Former Vice President Al Gore spoke on behalf of Mayor Sharon Sayles Belton and her mayoral re-election campaign in downtown Minneapolis on Monday in one of his first public speaking appearances since the 2000 presidential election.
The mayor hosted an invitation-only breakfast for 250 of her supporters, featuring a speech by both her and Gore.
“We feel honored that (Gore) chose to support Sharon Sayles Belton,” said Randy Schubring, Sayles Belton campaign
representative. “She supported him in his campaign, and now he’s supporting her.”
Gore talked about positive changes Sayles Belton has made and the importance of getting people out to vote.
“Elections have consequences,” he said. “Every vote counts.”

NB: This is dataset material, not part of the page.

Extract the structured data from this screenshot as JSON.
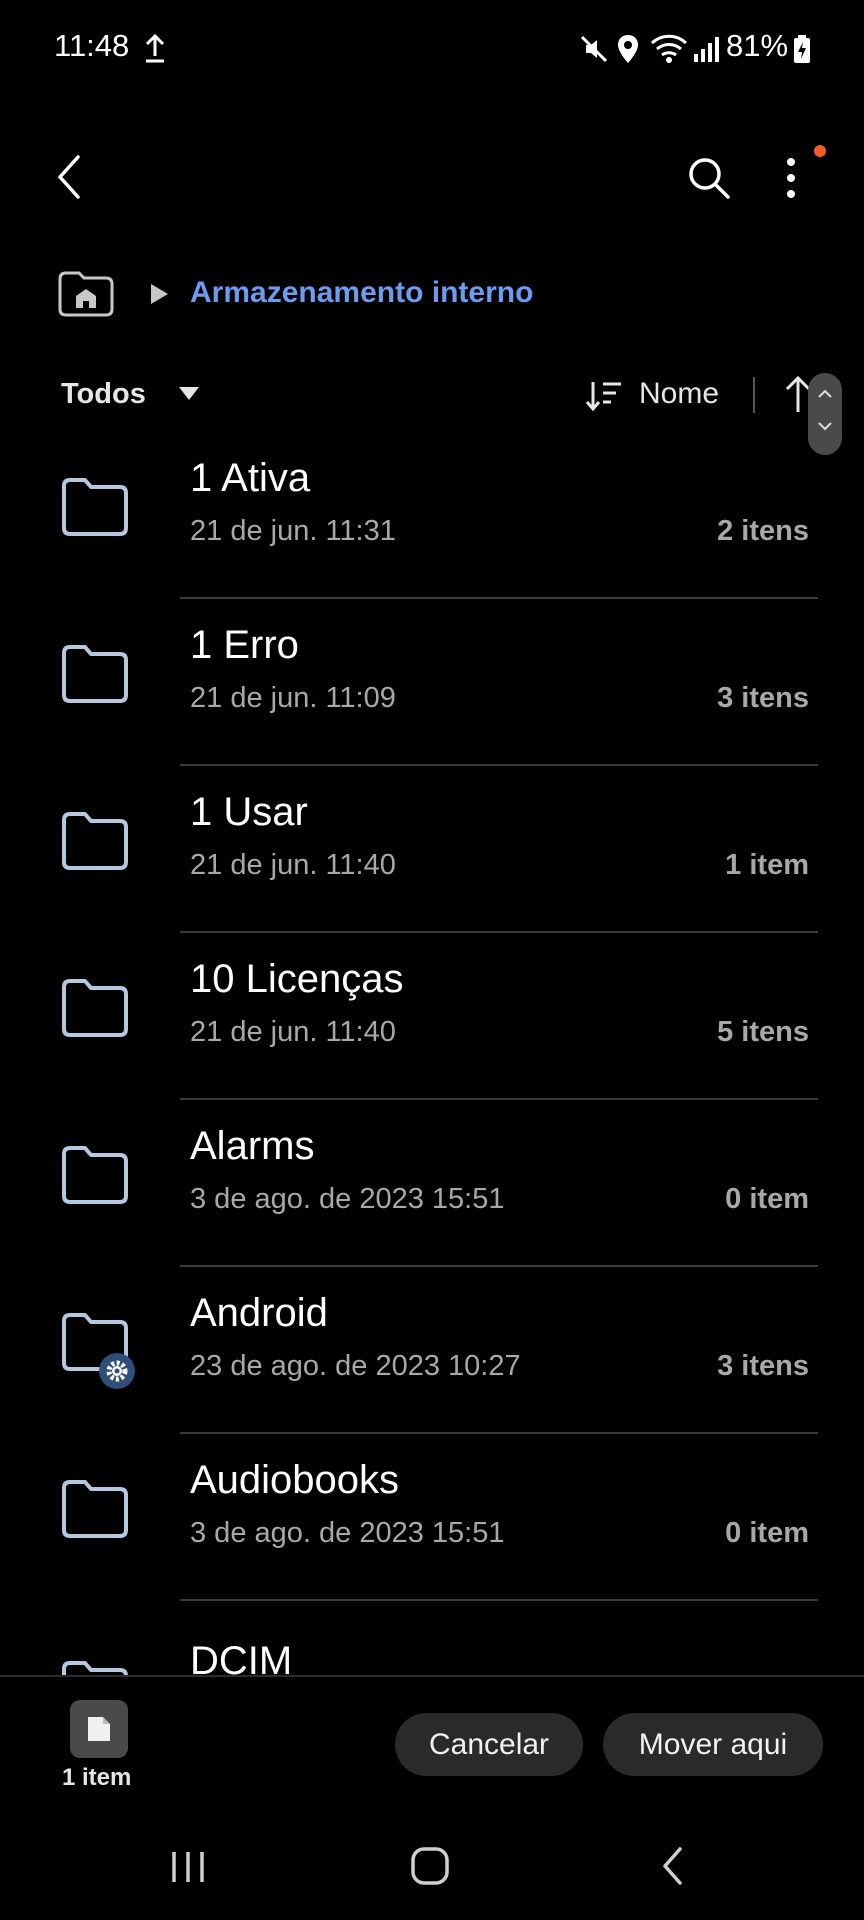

Amid chants of “four more years” from her supporters, Sayles Belton spoke of the need to build a strong village within Minneapolis to create an environment people want to live in – through building more parks, creating more jobs, improving the housing situation in the city and beating poverty.
“The best prescription to beat poverty is to make sure all people are gainfully employed and making a living wage,” she said. “In my term of office, over 12,000 jobs were created in Minneapolis.”
Her speech stressed the integrity and results she said she has brought to the job.
Along with supporters came fans seeking a Gore autograph. Kevin Pachl of Coon Rapids waited for an autograph to add to his collection, which he started in 1979 and includes signatures from former presidents Gerald Ford, Richard Nixon, Ronald Reagan, George Bush and Bill Clinton.
Gore’s staff limited access to the speeches. Upon Gore’s departure, many members of the media followed, asking questions resulting in staff members pushing reporters and photographers out of the way to avoid the questions.
“Gore’s staff wanted his re-emergence into the public to be slow,” Schubring said. “Part of the negotiations we had with Gore’s staff was that reporters would not be allowed into the rally and no questions would be asked of him.”
The focus of his appearance was not to answer questions about himself or the current White House administration, but to support the campaign, which is exactly what he did, Sayles Belton said.
“Good leadership makes a real difference,” Gore said. “Sharon Sayles Belton is providing good leadership.”
Former Sen. Bill Bradley – Gore’s one-time rival for the Democratic presidential nomination – was in town Sunday to campaign for Democrat R.T. Rybak.